Self-care and PTSD: Coping during and after your big move
By no means should you try to diagnose your own mental state or aim to treat any suspected or existing mental health disorders, but there are different ways that you can help to address or alleviate symptoms of PTSD yourself:
The feelings of being overwhelmed and significant stress that often comes with PTSD means practising mindfulness is a useful technique to relax and calm both our minds and bodies. Research even showed that mindfulness is associated with a lower amount of PTSD symptoms. Techniques such as meditation, prayer and focusing on your breathing are just a few ways that you can kickstart your mindfulness journey.
Care For Your Physical Health
Exercising has been linked to better mental health by reducing stress.

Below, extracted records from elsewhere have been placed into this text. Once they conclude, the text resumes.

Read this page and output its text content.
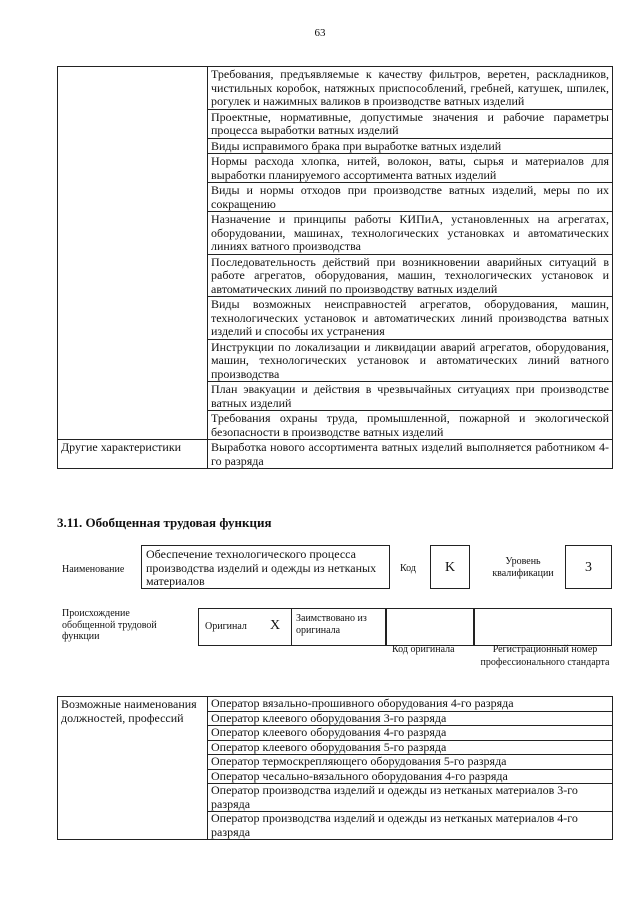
63
	Требования, предъявляемые к качеству фильтров, веретен, раскладников, чистильных коробок, натяжных приспособлений, гребней, катушек, шпилек, рогулек и нажимных валиков в производстве ватных изделий
	Проектные, нормативные, допустимые значения и рабочие параметры процесса выработки ватных изделий
	Виды исправимого брака при выработке ватных изделий
	Нормы расхода хлопка, нитей, волокон, ваты, сырья и материалов для выработки планируемого ассортимента ватных изделий
	Виды и нормы отходов при производстве ватных изделий, меры по их сокращению
	Назначение и принципы работы КИПиА, установленных на агрегатах, оборудовании, машинах, технологических установках и автоматических линиях ватного производства
	Последовательность действий при возникновении аварийных ситуаций в работе агрегатов, оборудования, машин, технологических установок и автоматических линий по производству ватных изделий
	Виды возможных неисправностей агрегатов, оборудования, машин, технологических установок и автоматических линий производства ватных изделий и способы их устранения
	Инструкции по локализации и ликвидации аварий агрегатов, оборудования, машин, технологических установок и автоматических линий ватного производства
	План эвакуации и действия в чрезвычайных ситуациях при производстве ватных изделий
	Требования охраны труда, промышленной, пожарной и экологической безопасности в производстве ватных изделий
Другие характеристики	Выработка нового ассортимента ватных изделий выполняется работником 4-го разряда
3.11. Обобщенная трудовая функция
Наименование
Обеспечение технологического процесса производства изделий и одежды из нетканых материалов
Код	K	Уровень квалификации	3
Происхождение обобщенной трудовой функции
Оригинал X Заимствовано из оригинала
Код оригинала	Регистрационный номер профессионального стандарта
Возможные наименования должностей, профессий	
Оператор вязально-прошивного оборудования 4-го разряда
Оператор клеевого оборудования 3-го разряда
Оператор клеевого оборудования 4-го разряда
Оператор клеевого оборудования 5-го разряда
Оператор термоскрепляющего оборудования 5-го разряда
Оператор чесально-вязального оборудования 4-го разряда
Оператор производства изделий и одежды из нетканых материалов 3-го разряда
Оператор производства изделий и одежды из нетканых материалов 4-го разряда
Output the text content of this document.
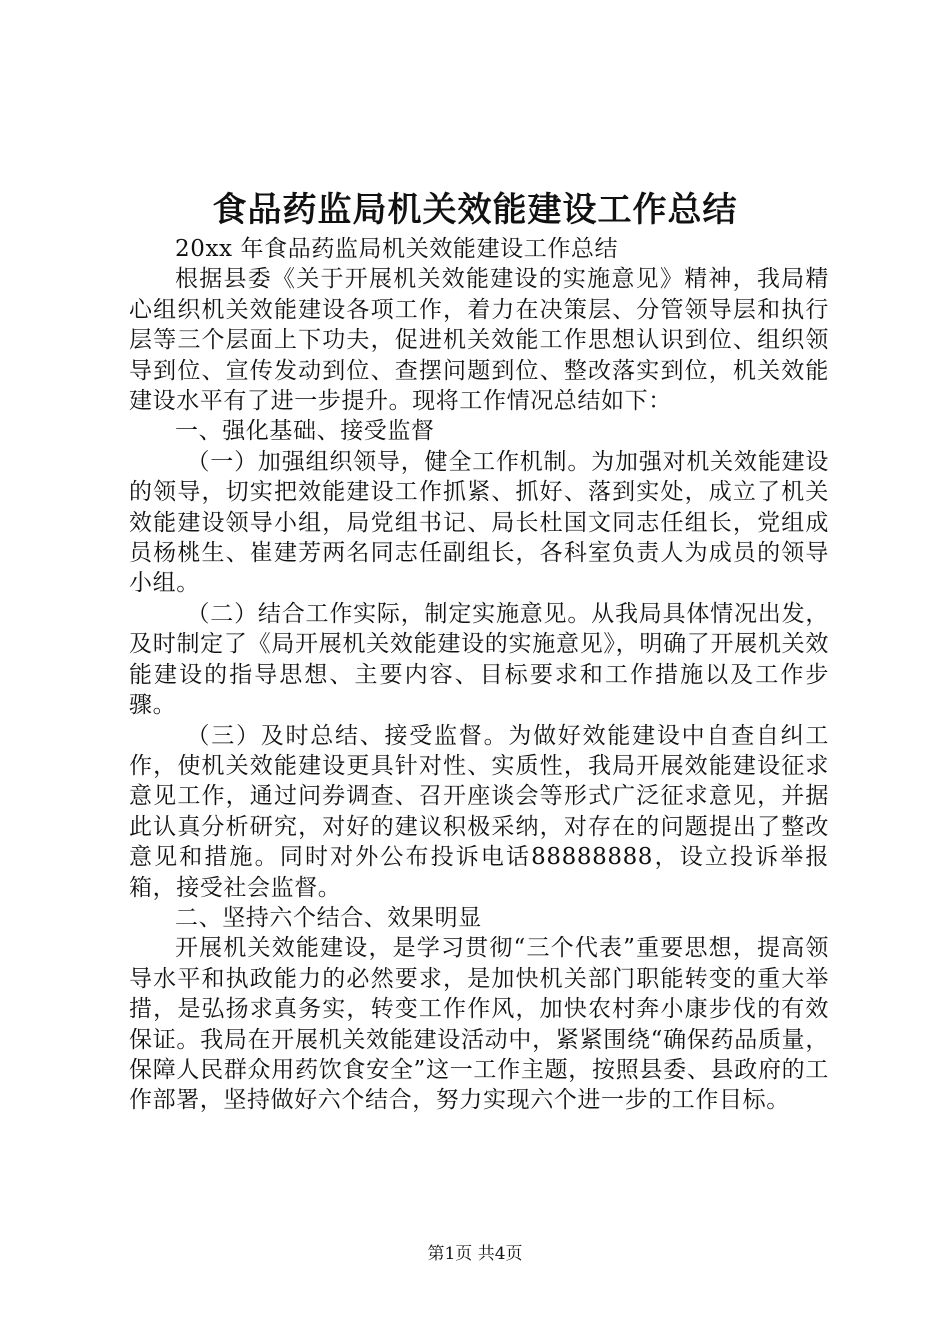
食品药监局机关效能建设工作总结

20xx 年食品药监局机关效能建设工作总结

根据县委《关于开展机关效能建设的实施意见》精神，我局精心组织机关效能建设各项工作，着力在决策层、分管领导层和执行层等三个层面上下功夫，促进机关效能工作思想认识到位、组织领导到位、宣传发动到位、查摆问题到位、整改落实到位，机关效能建设水平有了进一步提升。现将工作情况总结如下：

一、强化基础、接受监督

（一）加强组织领导，健全工作机制。为加强对机关效能建设的领导，切实把效能建设工作抓紧、抓好、落到实处，成立了机关效能建设领导小组，局党组书记、局长杜国文同志任组长，党组成员杨桃生、崔建芳两名同志任副组长，各科室负责人为成员的领导小组。

（二）结合工作实际，制定实施意见。从我局具体情况出发，及时制定了《局开展机关效能建设的实施意见》，明确了开展机关效能建设的指导思想、主要内容、目标要求和工作措施以及工作步骤。

（三）及时总结、接受监督。为做好效能建设中自查自纠工作，使机关效能建设更具针对性、实质性，我局开展效能建设征求意见工作，通过问券调查、召开座谈会等形式广泛征求意见，并据此认真分析研究，对好的建议积极采纳，对存在的问题提出了整改意见和措施。同时对外公布投诉电话88888888，设立投诉举报箱，接受社会监督。

二、坚持六个结合、效果明显

开展机关效能建设，是学习贯彻“三个代表”重要思想，提高领导水平和执政能力的必然要求，是加快机关部门职能转变的重大举措，是弘扬求真务实，转变工作作风，加快农村奔小康步伐的有效保证。我局在开展机关效能建设活动中，紧紧围绕“确保药品质量，保障人民群众用药饮食安全”这一工作主题，按照县委、县政府的工作部署，坚持做好六个结合，努力实现六个进一步的工作目标。

第1页 共4页
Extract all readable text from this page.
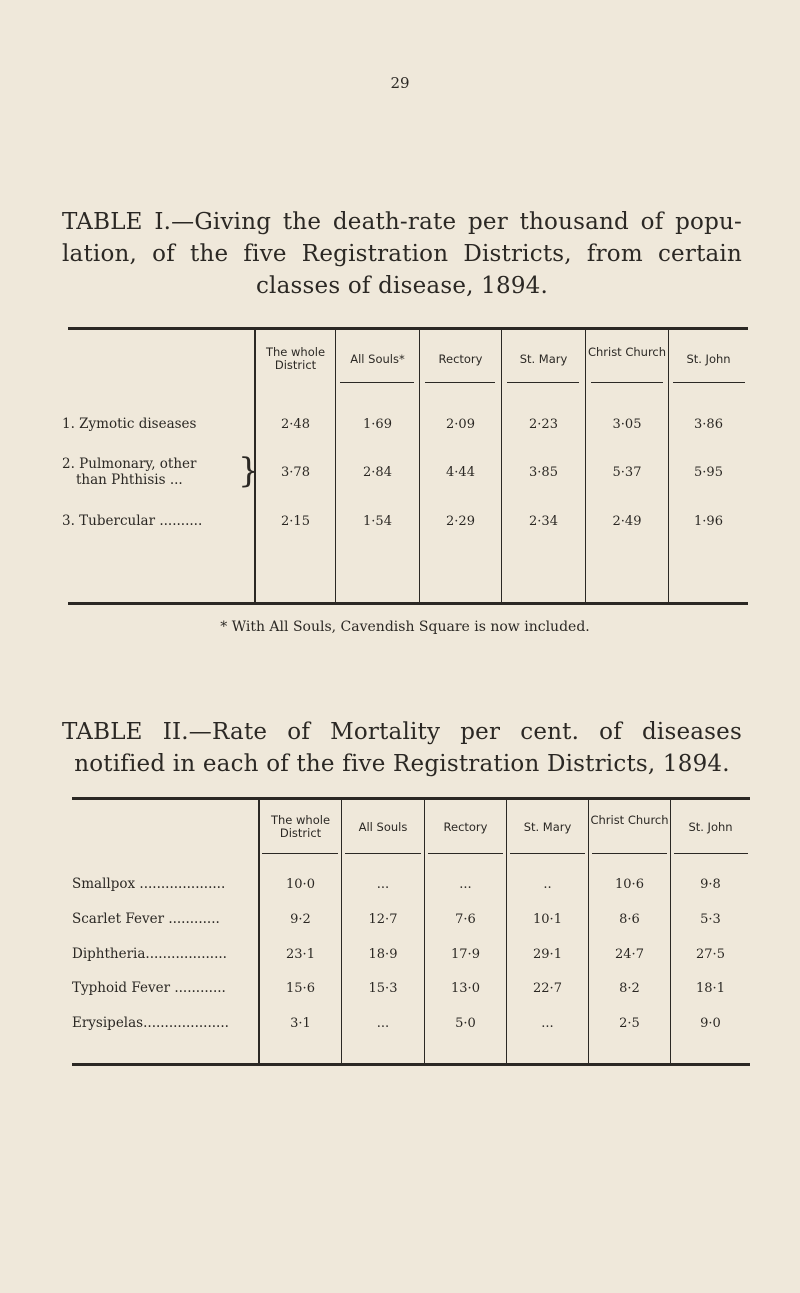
29
TABLE I.—Giving the death-rate per thousand of popu- lation, of the five Registration Districts, from certain classes of disease, 1894.
The whole District	All Souls*	Rectory	St. Mary	Christ Church	St. John
1. Zymotic diseases	2·48	1·69	2·09	2·23	3·05	3·86
2. Pulmonary, other
than Phthisis ... }	3·78	2·84	4·44	3·85	5·37	5·95
3. Tubercular ..........	2·15	1·54	2·29	2·34	2·49	1·96
* With All Souls, Cavendish Square is now included.
TABLE II.—Rate of Mortality per cent. of diseases notified in each of the five Registration Districts, 1894.
The whole District	All Souls	Rectory	St. Mary	Christ Church	St. John
Smallpox ....................	10·0	...	...	..	10·6	9·8
Scarlet Fever ............	9·2	12·7	7·6	10·1	8·6	5·3
Diphtheria...................	23·1	18·9	17·9	29·1	24·7	27·5
Typhoid Fever ............	15·6	15·3	13·0	22·7	8·2	18·1
Erysipelas....................	3·1	...	5·0	...	2·5	9·0
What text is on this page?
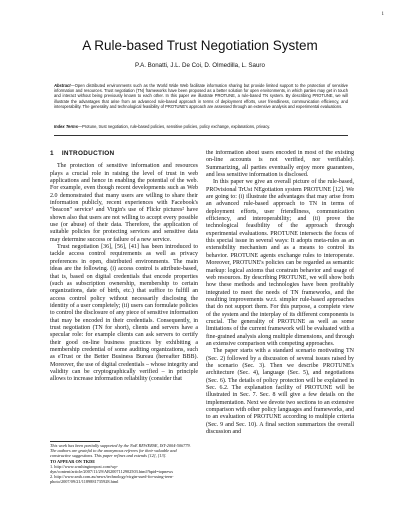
1
A Rule-based Trust Negotiation System
P.A. Bonatti, J.L. De Coi, D. Olmedilla, L. Sauro
Abstract—Open distributed environments such as the World Wide Web facilitate information sharing but provide limited support to the protection of sensitive information and resources. Trust negotiation (TN) frameworks have been proposed as a better solution for open environments, in which parties may get in touch and interact without being previously known to each other. In this paper we illustrate PROTUNE, a rule-based TN system. By describing PROTUNE, we will illustrate the advantages that arise from an advanced rule-based approach in terms of deployment efforts, user friendliness, communication efficiency, and interoperability. The generality and technological feasibility of PROTUNE's approach are assessed through an extensive analysis and experimental evaluations.
Index Terms—Protune, trust negotiation, rule-based policies, sensitive policies, policy exchange, explanations, privacy.
1 INTRODUCTION

The protection of sensitive information and resources plays a crucial role in raising the level of trust in web applications and hence in enabling the potential of the web. For example, even though recent developments such as Web 2.0 demonstrated that many users are willing to share their information publicly, recent experiences with Facebook's "beacon" service¹ and Virgin's use of Flickr pictures² have shown also that users are not willing to accept every possible use (or abuse) of their data. Therefore, the application of suitable policies for protecting services and sensitive data may determine success or failure of a new service.

Trust negotiation [36], [56], [41] has been introduced to tackle access control requirements as well as privacy preferences in open, distributed environments. The main ideas are the following. (i) access control is attribute-based, that is, based on digital credentials that encode properties (such as subscription ownership, membership to certain organizations, date of birth, etc.) that suffice to fulfill an access control policy without necessarily disclosing the identity of a user completely; (ii) users can formulate policies to control the disclosure of any piece of sensitive information that may be encoded in their credentials. Consequently, in trust negotiation (TN for short), clients and servers have a specular role: for example clients can ask servers to certify their good on-line business practices by exhibiting a membership credential of some auditing organizations, such as eTrust or the Better Business Bureau (hereafter BBB). Moreover, the use of digital credentials – whose integrity and validity can be cryptographically verified – in principle allows to increase information reliability (consider that

the information about users encoded in most of the existing on-line accounts is not verified, nor verifiable). Summarizing, all parties eventually enjoy more guarantees, and less sensitive information is disclosed.

In this paper we give an overall picture of the rule-based, PROvisional TrUst NEgotiation system PROTUNE [12]. We are going to: (i) illustrate the advantages that may arise from an advanced rule-based approach to TN in terms of deployment efforts, user friendliness, communication efficiency, and interoperability; and (ii) prove the technological feasibility of the approach through experimental evaluations. PROTUNE intersects the focus of this special issue in several ways: It adopts meta-rules as an extensibility mechanism and as a means to control its behavior. PROTUNE agents exchange rules to interoperate. Moreover, PROTUNE's policies can be regarded as semantic markup: logical axioms that constrain behavior and usage of web resources. By describing PROTUNE, we will show both how these methods and technologies have been profitably integrated to meet the needs of TN frameworks, and the resulting improvements w.r.t. simpler rule-based approaches that do not support them. For this purpose, a complete view of the system and the interplay of its different components is crucial. The generality of PROTUNE as well as some limitations of the current framework will be evaluated with a fine-grained analysis along multiple dimensions, and through an extensive comparison with competing approaches.

The paper starts with a standard scenario motivating TN (Sec. 2) followed by a discussion of several issues raised by the scenario (Sec. 3). Then we describe PROTUNE's architecture (Sec. 4), language (Sec. 5), and negotiations (Sec. 6). The details of policy protection will be explained in Sec. 6.2. The explanation facility of PROTUNE will be illustrated in Sec. 7. Sec. 8 will give a few details on the implementation. Next we devote two sections to an extensive comparison with other policy languages and frameworks, and to an evaluation of PROTUNE according to multiple criteria (Sec. 9 and Sec. 10). A final section summarizes the overall discussion and

This work has been partially supported by the NoE REWERSE, IST-2004-506779. The authors are grateful to the anonymous referees for their valuable and constructive suggestions. This paper refines and extends [12], [13].
TO APPEAR ON TKDE
1. http://www.washingtonpost.com/wp-dyn/content/article/2007/11/29/AR2007112902503.html?hpid=topnews
2. http://www.smh.com.au/news/technology/virgin-sued-for-using-teen-photo/2007/09/21/1189881735928.html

But also caring for your physical health by making sure you’re getting enough sleep, staying hydrated and maintaining a healthy diet plays a big part in maintaining a good mental state.
Find A Support Group
Various mental health charities can offer support for you, or a loved one, in times of need. You can find support that’s suited to your needs and based on your location at Hub of Hope.
Identify and Understand Your Triggers
By figuring out what factors might be making you feel overwhelmed, anxious or afraid when you have PTSD, you can better understand and avoid these situations, people or particular places that may be causing this reaction. Triggers can include factors such as: physical pain, sadness, loneliness and memories, but also anniversaries, holidays or certain people that may remind you of the event.
Either avoiding or trying to find healthy ways to cope with triggers can help you deal with potentially triggering experiences. Healthy mechanisms such as mindfulness, relaxation, seeking social support, journaling or deep breathing are a number of ways to cope with your PTSD triggers.
Post-traumatic stress disorder continues to plague the lives of many migrants around the globe. But by raising awareness of the issue and exploring what can be done – both on a personal and professional level – I hope I have shed light on this prevalent issue and implored you to act to improve your own mental wellbeing, or support those around you who may be struggling.